Let me take you back nearly half a century to when the only security Ringling Brothers Circus had was Backdoor Jack. It wasn’t as if there were dozens of terrorists wanting to get in to blow up clown alley or kidnap an elephant. No, the problem was that everyone on the show wanted to sneak in their family and friends to watch a performance for free. The show was rather stingy on passing out Annie Oakleys (free tickets). With over 400 people on the show, the number of possible deadheads convinced circus management to station Backdoor Jack at the back entrance of each arena to carefully scrutinize each person coming in, to make sure they were authorized circus personnel.
A roustabout who had fallen from the rigging years ago, Backdoor Jack had a twisted spine and a shuffling gait that made him slow and cranky. At the beginning of each season he was given a list of names. These were the people allowed in. He would sit at his card table and demand our names as we came in. He spent the first few weeks getting names connected to faces, and then threw away the list. He had to do this twice with the clowns, since we not only had our civilian faces, but our clown faces as well. Not overly smart, he was extremely tenacious. And he never left his post, not even to answer nature’s call. He kept a large mason jar underneath his table.
John Ringling North, circus scion and playboy, who sold the show to Irvin Feld in 1968, came to visit what he still regarded as ‘his’ circus in Portland, Maine, and was denied entrance by Backdoor Jack. He wasn’t on the list. I happened to be at the back door that day, stuffing a rubber chicken with Silly String in an experiment that went sadly awry, when the encounter happened. I recognized North from when he had come to our Clown College class to give a lecture on circus history.
“How dare you tell me I can’t go in! I’m John Ringling North, you idiot! Now let me through!”
Backdoor Jack squinted at him, totally unimpressed. He replied in a flat, scratchy voice:
“Can’t go in, mister.” Then he added, rather illogically, “I got my orders, same as you.”
Rhubarb Bob, the assistant Performance Director, was finally called to give North the nod to get in. The intervening years have erased the reason why we called him Rhubarb Bob. In circus slang, ‘rhubarb’ means a fight. But Rhubarb Bob was about as feisty as a dish of melted ice cream.
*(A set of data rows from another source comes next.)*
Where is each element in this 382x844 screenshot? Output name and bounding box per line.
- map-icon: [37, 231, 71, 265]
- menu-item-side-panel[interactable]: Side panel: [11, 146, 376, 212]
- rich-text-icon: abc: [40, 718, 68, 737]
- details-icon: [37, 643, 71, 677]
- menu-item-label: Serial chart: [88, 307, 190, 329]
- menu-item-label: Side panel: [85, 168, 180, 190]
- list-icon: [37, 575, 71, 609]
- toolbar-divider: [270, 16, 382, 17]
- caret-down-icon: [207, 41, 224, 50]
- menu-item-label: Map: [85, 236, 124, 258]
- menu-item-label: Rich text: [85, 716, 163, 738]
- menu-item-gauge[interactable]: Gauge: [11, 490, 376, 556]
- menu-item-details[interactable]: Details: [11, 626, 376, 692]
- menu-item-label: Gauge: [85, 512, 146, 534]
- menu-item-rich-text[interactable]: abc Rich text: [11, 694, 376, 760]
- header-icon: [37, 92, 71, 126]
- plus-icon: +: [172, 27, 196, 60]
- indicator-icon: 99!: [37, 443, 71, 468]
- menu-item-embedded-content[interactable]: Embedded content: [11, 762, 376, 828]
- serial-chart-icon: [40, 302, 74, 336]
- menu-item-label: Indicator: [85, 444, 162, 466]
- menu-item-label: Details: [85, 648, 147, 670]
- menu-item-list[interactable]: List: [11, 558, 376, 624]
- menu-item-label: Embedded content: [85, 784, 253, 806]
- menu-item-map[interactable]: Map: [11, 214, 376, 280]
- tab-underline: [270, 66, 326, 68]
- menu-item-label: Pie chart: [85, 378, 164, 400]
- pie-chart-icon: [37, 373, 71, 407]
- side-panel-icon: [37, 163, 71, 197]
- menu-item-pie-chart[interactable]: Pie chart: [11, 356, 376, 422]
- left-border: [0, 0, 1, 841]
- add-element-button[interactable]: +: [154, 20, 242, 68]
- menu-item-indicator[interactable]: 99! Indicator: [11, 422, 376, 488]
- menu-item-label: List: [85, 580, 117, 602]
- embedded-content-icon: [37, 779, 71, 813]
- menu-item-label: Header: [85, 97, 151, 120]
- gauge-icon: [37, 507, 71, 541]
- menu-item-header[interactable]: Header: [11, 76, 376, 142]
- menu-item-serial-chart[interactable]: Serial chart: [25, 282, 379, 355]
“I’ll see you are thrown off the lot for this, you dolt!” North hissed at Backdoor Jack. But nothing happened to Backdoor Jack. He continued to sit at his card table, rain or shine, gatekeeping with Kafkaesque brutality. He liked to eat sandwiches made of white bread slathered with bacon grease (supplied to him by the cook on the pie car) and layered with scallions. Originally from Texas, he also enjoyed red creme soda and Moon pies. I tried bribing him once to let my New York girlfriend Alice sneak in the back way, with a sixpack of Barq’s, but he spurned my advances with contempt. He was incorruptible.
But not omniscient.
Clown alley developed a technique for getting girlfriends and family past Backdoor Jack. We’d put our makeup and costume on them outside of the arena, and then they could stroll in as easy as falling off a log. Jack never paid too much attention to the clowns -- there were too many of them, and they were all crazy anyways. A half hour later we would pass by Jack, out of makeup, and he would wave us through without a moment’s hesitation. Then we would hook up with our stowaway, help them get off the makeup and costume, and find them an unoccupied seat out in the arena. They could leave however they wanted after the show; Backdoor Jack didn’t give a hoot who came out the back way, only who came in.
In Montreal an October blizzard raged throughout the day, but Backdoor Jack remained at his post, dressed in a bulging parka that had him looking like the Stay Puft Marshmallow Man from “Ghostbusters.” He made us pull down our own jacket hoods to identify ourselves before he’d let us in out of the frosty elements.
As a roustabout Backdoor Jack enjoyed a curious privilege that even star performers didn’t have. When the season ended and the train was pulled back to Florida for the winter, all performers and other circus personnel were summarily kicked off the train and not allowed back on until rehearsals started several months later. Except for the roustabouts. They were allowed to ride the train back to Winter Quarters in Venice, then live on it rent-free until the season started up again. And they got two dukey boxes a day, along with a small weekly stipend. The reason for this was ostensibly that they were needed for maintenance; cleaning out the train cars and washing the outsides. They also repaired elephant harnesses and rigging, repainted the ring curbs, and bush hogged the Winter Quarter grounds. But that took up just a few hours each day. They got to spend most of their time lazing about, angling for catfish in the canals or going after bigger quarry off the Venice Municipal Pier. Backdoor Jack was a fishing addict, along with Lou Jacobs and Otto Griebling, who both had homes in Venice; the three of them would spend happy hours under the mellow winter sun inveigling bluefish and croakers to take their hooks. The circus caste system and the grudges it inspired disappeared during the off season, so a roustabout could hobnob with his betters in the pursuit of game fish.